The company is noted for having invented the ground-adjustable, solid-steel propeller in 1941. During World War II, McCauley manufactured 20,000 ground-adjustable solid-steel propellers. In 1946, the company invented the forged aluminum propeller. In 1947, McCauley developed the first all-metal propeller for light aircraft (such as single-engine Cessnas and Piper Cubs) — a fixed-pitch prop using the trade name "MET-L-PROP."

By 1967, in addition to propellers, the company was also producing propeller spinners and propeller governors. It was operating in a 160000 sqft Dayton factory, employing 230 workers, with an annual sales volume of about US$5 million.

Between 1976 and 1978, Cessna planned replacing the 105000 sqft McCauley factory with one twice the size. Initial hopes were to move the factory from West Dayton (citing thefts and staff harassment), to the Dayton International Airport — or, alternatively, to the Wichita, Kansas area (Cessna's home and prior hometown of McCauley chief Dussault). Dayton city leaders, trying to retain this key employer, struggled to overcome two Kansas advantages: its anti-union "right-to-work laws", and its legal options for local governments to grant tax breaks to employers. However, McCauley ultimately settled into a new site at Dayton International Airport.

By 1982, in addition to propellers, spinners and governors, the company was also producing wheels, brakes, and other accessories for aircraft.

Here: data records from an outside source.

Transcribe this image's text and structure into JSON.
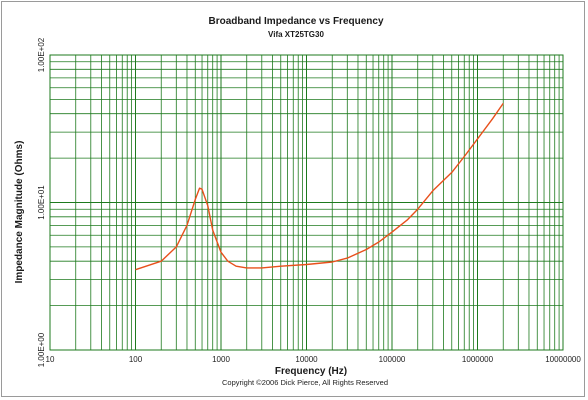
{
  "chart_data": {
    "type": "line",
    "title": "Broadband Impedance vs Frequency",
    "subtitle": "Vifa XT25TG30",
    "xlabel": "Frequency (Hz)",
    "ylabel": "Impedance Magnitude (Ohms)",
    "x_scale": "log",
    "y_scale": "log",
    "xlim": [
      10,
      10000000
    ],
    "ylim": [
      1,
      100
    ],
    "x_tick_labels": [
      "10",
      "100",
      "1000",
      "10000",
      "100000",
      "1000000",
      "10000000"
    ],
    "y_tick_labels": [
      "1.00E+00",
      "1.00E+01",
      "1.00E+02"
    ],
    "grid": true,
    "legend": "none",
    "colors": {
      "line": "#e8501c",
      "grid": "#1e7a1e",
      "border": "#9a9a9a"
    },
    "series": [
      {
        "x": [
          100,
          200,
          300,
          400,
          500,
          560,
          600,
          700,
          800,
          1000,
          1200,
          1500,
          2000,
          3000,
          5000,
          10000,
          20000,
          30000,
          50000,
          70000,
          100000,
          150000,
          200000,
          300000,
          500000,
          700000,
          1000000,
          1500000,
          2000000
        ],
        "y": [
          3.5,
          4.0,
          5.0,
          7.0,
          10.5,
          12.5,
          12.3,
          9.5,
          6.5,
          4.6,
          4.0,
          3.7,
          3.6,
          3.6,
          3.7,
          3.8,
          3.95,
          4.2,
          4.8,
          5.4,
          6.3,
          7.6,
          9.0,
          12.0,
          16.0,
          20.5,
          27.0,
          37.0,
          47.0
        ]
      }
    ]
  },
  "copyright": "Copyright ©2006 Dick Pierce, All Rights Reserved"
}
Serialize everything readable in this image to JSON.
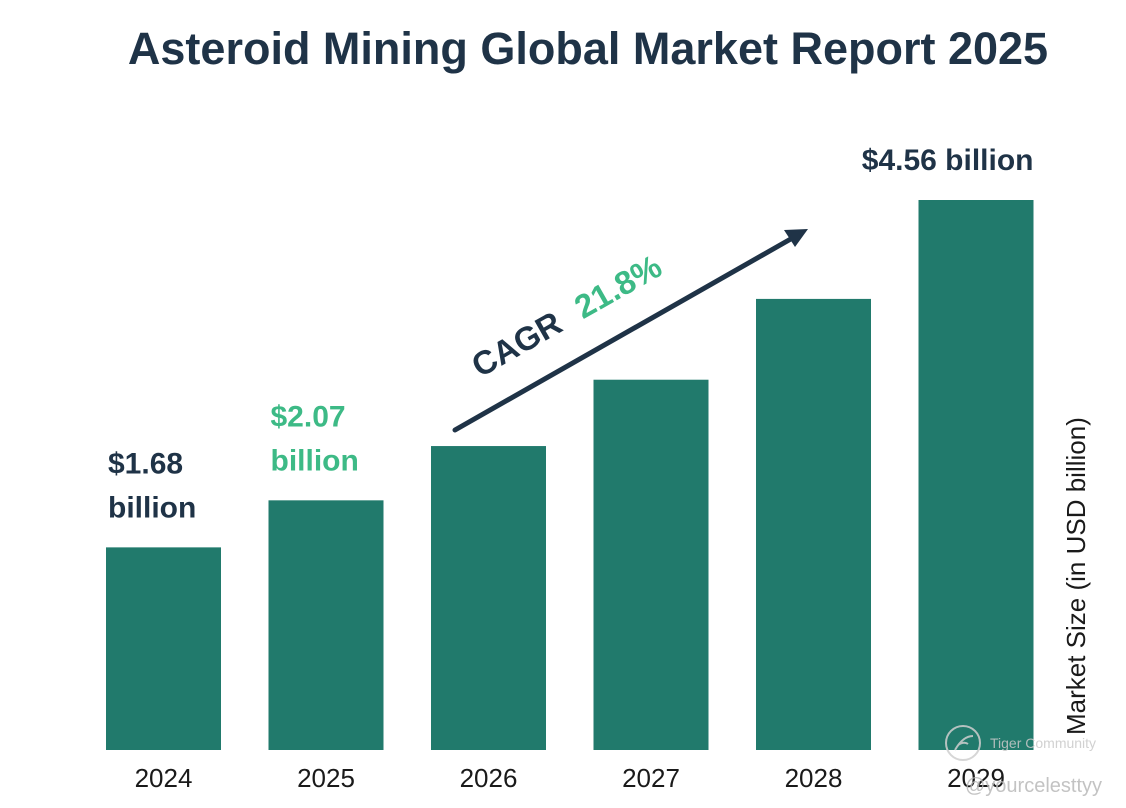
{
  "colors": {
    "bar": "#217a6c",
    "dark_text": "#1f3347",
    "accent_green": "#3dba86",
    "arrow": "#1f3347"
  },
  "chart_data": {
    "type": "bar",
    "title": "Asteroid Mining Global Market Report 2025",
    "categories": [
      "2024",
      "2025",
      "2026",
      "2027",
      "2028",
      "2029"
    ],
    "values": [
      1.68,
      2.07,
      2.52,
      3.07,
      3.74,
      4.56
    ],
    "ylabel": "Market Size (in USD billion)",
    "ylim": [
      0,
      4.56
    ],
    "grid": false,
    "data_labels": [
      {
        "category": "2024",
        "lines": [
          "$1.68",
          "billion"
        ],
        "color": "dark"
      },
      {
        "category": "2025",
        "lines": [
          "$2.07",
          "billion"
        ],
        "color": "green"
      },
      {
        "category": "2029",
        "lines": [
          "$4.56 billion"
        ],
        "color": "dark"
      }
    ],
    "annotation": {
      "prefix": "CAGR",
      "value": "21.8%"
    }
  },
  "watermark": {
    "brand": "Tiger Community",
    "handle": "@yourcelesttyy"
  }
}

In 1986, owing to product-liability lawsuits, Cessna, McCauley's parent company and principal customer, stopped producing propeller-driven aircraft (except for the Cessna Caravan) and McCauley's sales fell.

In February, 1992, McCauley parent company, Cessna Aircraft, was sold by its parent company, General Dynamics, to Textron, Inc.

In August, 1993, Textron, Cessna's new parent company, announced plans to sell the McCauley Accessory division. However, ultimately, the company remained within the Cessna/Textron family.

In 1996, after Congress passed, and President Clinton signed, the General Aviation Revitalization Act, which limited aircraft manufacturers' product liability, Cessna resumed production of propeller-driven aircraft, using McCauley propellers, boosting McCauley sales.

In December 1999, Cessna halted production of the Cessna 172 when defects in McCauley propellers were discovered during production. Though McCauley production continued, Cessna replaced McCauley's general manager and quality manager the next month.

==Key personnel==
Founder Ernest G. McCauley, "a foremost pioneer in the aircraft propeller industry," according to the National Air and Space Museum, held numerous patents on controllable propellers, and was rewarded for the outstanding service which he provided to the United States government from 1918 to 1950.
However, by the mid-1940s, a large board of directors, recruited by McCauley, voted him out of power. McCauley died in 1969.

In 1954, shop superintendent Vernon W. Deinzer was promoted to vice president for manufacturing, and three years later became vice president and general manager. When Cessna acquired McCauley in 1960, Deinzer remained as general manager of Cessna's "McCauley Industrial division."

In March, 1967, Cessna re-assigned Deinzer, to vice president and general manager of Cessna's Aircraft Radio division at Boonton, New Jersey, replacing him at McCauley with engineer and executive trainee John C. Dussault, (previously the technical services manager for commercial aircraft engineering at Cessna's Wichita, Kansas headquarters).

In December, 1982, during the early 1980s recession, Dussault was among seven top McCauley division officials who accepted an early retirement offer from Cessna. He was replaced by McCauley chief engineer Walter Voisard, a mechanical engineer and licensed pilot, who, prior to Cessna's 1960 acquisition of McCauley, had been vice president and chief engineer of McCauley Industrial Corp. for nine years.

In January 2000, McCauley vice president and general manager, James W. Simiister, was replaced, along with McCauley's quality manager, when defects were discovered in McCauley propellers received at the Cessna aircraft factory. Cessna's director of operations administration, Keith Kerschen, took control of McCauley, pending a permanent replacement.